To calculate a combined systematic error for the yield extraction (i.e. background subtraction) and the correction factor, and to do so in a way that allows me to properly combine systematic uncertainties and statistical uncertaintiees in a meaningful way.

Method:

as shown here, my background-subtracted raw yields are calculated using what I call the jigsaw method.  I model the background shapes using simulated data (both single particle and full pythia.)  These shapes are simultaneously fit to the data and then subtracted from the data leaving a pure pion peak.  This peak is integrated over to find the raw yeild in any particular bin.  Obviously this method is succeptible to uncertainty, especially in the normailzation of the background shapes to the data.  This normalization determines how many counts are subtracted from the data and has a direct influence on the final counts.
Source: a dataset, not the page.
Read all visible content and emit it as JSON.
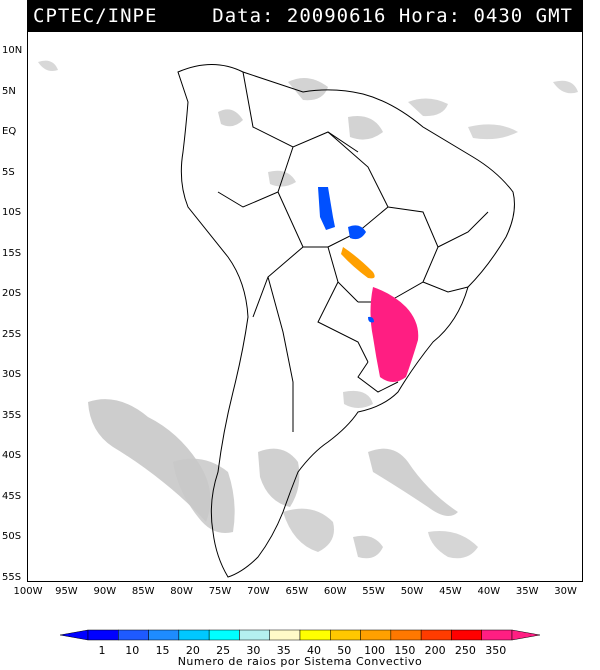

Previous analyses have taken a maximum-extent approach to this problem.  The raw yields are calculated using some extreme scenario such as assuming no background at all or fitting the background to a polynomial.  A major problem with this method is that these extreme scenarios are  improbable.  They sample only the largest outliers of whatever underlying distribution the background actually is.  Further, these systematic uncertainties are then quoted as on equal footing with statistial uncertainties arising from gaussian processes and constituting 1 sigma errors.  Thus, the systematics are vastly overestimated which leads to a large overall uncertainty and a weaker measurement.  This problem is compounded when separate maximum extent errors are calculated for related variables (such as yield extraction and correction factor) and then added together in quadrature.  We ought to be able to do better.
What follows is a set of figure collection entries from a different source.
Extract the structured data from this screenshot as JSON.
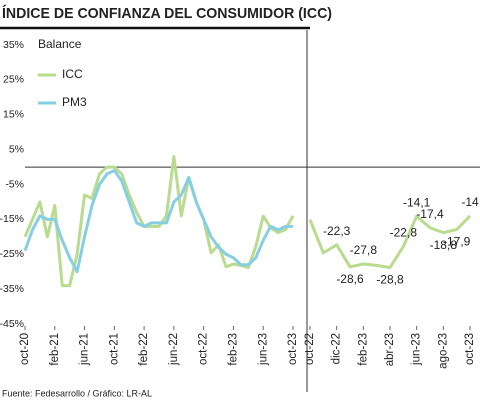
{
  "chart_data": [
    {
      "type": "line",
      "title": "ÍNDICE DE CONFIANZA DEL CONSUMIDOR (ICC)",
      "y_label": "Balance",
      "source": "Fuente: Fedesarrollo / Gráfico: LR-AL",
      "categories": [
        "oct-20",
        null,
        null,
        null,
        "feb-21",
        null,
        null,
        null,
        "jun-21",
        null,
        null,
        null,
        "oct-21",
        null,
        null,
        null,
        "feb-22",
        null,
        null,
        null,
        "jun-22",
        null,
        null,
        null,
        "oct-22",
        null,
        null,
        null,
        "feb-23",
        null,
        null,
        null,
        "jun-23",
        null,
        null,
        null,
        "oct-23"
      ],
      "series": [
        {
          "name": "ICC",
          "color": "#b9db8e",
          "values": [
            -20,
            -15,
            -10,
            -20,
            -11,
            -34,
            -34,
            -25,
            -8,
            -9,
            -2,
            0,
            0,
            -2,
            -8,
            -13,
            -17,
            -17,
            -17,
            -14,
            3,
            -14,
            -3,
            -10,
            -15.1,
            -24.6,
            -22.3,
            -28.6,
            -27.8,
            -28.2,
            -28.8,
            -22.8,
            -14.1,
            -17.4,
            -18.8,
            -17.9,
            -14
          ]
        },
        {
          "name": "PM3",
          "color": "#86cfe3",
          "values": [
            -24,
            -18,
            -14,
            -15,
            -15,
            -21,
            -26,
            -30,
            -20,
            -11,
            -5,
            -2,
            -1,
            -4,
            -10,
            -16,
            -17,
            -16,
            -16,
            -16,
            -10,
            -8,
            -3,
            -10,
            -15,
            -20,
            -23,
            -25,
            -26,
            -28,
            -28,
            -26,
            -21,
            -17,
            -18,
            -17,
            -17
          ]
        }
      ],
      "ylim": [
        -45,
        35
      ],
      "yticks": [
        {
          "value": 35,
          "label": "35%"
        },
        {
          "value": 25,
          "label": "25%"
        },
        {
          "value": 15,
          "label": "15%"
        },
        {
          "value": 5,
          "label": "5%"
        },
        {
          "value": -5,
          "label": "-5%"
        },
        {
          "value": -15,
          "label": "-15%"
        },
        {
          "value": -25,
          "label": "-25%"
        },
        {
          "value": -35,
          "label": "-35%"
        },
        {
          "value": -45,
          "label": "-45%"
        }
      ],
      "legend": "upper left"
    },
    {
      "type": "line",
      "categories": [
        "oct-22",
        null,
        "dic-22",
        null,
        "feb-23",
        null,
        "abr-23",
        null,
        "jun-23",
        null,
        "ago-23",
        null,
        "oct-23"
      ],
      "series": [
        {
          "name": "ICC",
          "color": "#b9db8e",
          "values": [
            -15.1,
            -24.6,
            -22.3,
            -28.6,
            -27.8,
            -28.2,
            -28.8,
            -22.8,
            -14.1,
            -17.4,
            -18.8,
            -17.9,
            -14
          ],
          "value_labels": [
            null,
            null,
            "-22,3",
            "-28,6",
            "-27,8",
            null,
            "-28,8",
            "-22,8",
            "-14,1",
            "-17,4",
            "-18,8",
            "-17,9",
            "-14"
          ]
        }
      ],
      "ylim": [
        -45,
        35
      ]
    }
  ]
}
As stated above the end result of the Jigsaw method is a set of scaling parameters for each of the background shapes.  The shapes are scaled by these parameters and then subtracted away.  If the scaling parameters are wrong, the final yield will be wrong.  Fortunately, the fitting procedure provides not only a scale for the shape but an uncertainty on that scale.  So we know, how likely the scale is to be wrong.  Instead of picking an outlying scenario (e.g. all scaling factors = 0) we can calculate the yields with a range of scaling factors sampled from an underlying gaussian probability distribution with a mean of the nominal scaling value and a width of the error on that scaling factor.  By sampling enough points, we can build up a probability distribution for the measured point (which should also be gaussian) and take a 1 sigma error on that distribution.  This error will not only be more accurate but will be on equal footing with the statistical error of the measured point.

Of course the final cross section value is a convolution of the background subtracted raw yields and the generalized correction factor.  We need to vary the fitting paramaters for both at the same time to obtain an accurate estimation of the error on the final value.  When we do this we get distributions for the final cross sections on a bin by bin basis.  See below

Bins:

9 pt bins, with boundries {5.5, 6., 6.5, 7., 7.75., 9., 11.5, 13.5, 16., 21.}

Plots:

1) The above shows the bin by bin cross section values after 10,000 iterations of the sampling procedure described above.  The systematic error for yield extraction + correction factor can be taken to be the width/mean of the above gaussian fits.

The Bin by bin relative systematic errors are as follows

Bin   Rel. Sys.

1      14.7%

2      8.2%

3      10.2%

4      9.6%

5      12.3%

6      11.6%

7      12.0%

8      13.2%

9      25.0%

previous measurements of the systematic uncertainties for these two contributions (when added in quadrature) yield an average systematic of ~20%.  As you can see, this method produces substantially reduced uncertainties in most bins in a fashion that is (as I argue above) more robust than previous methods.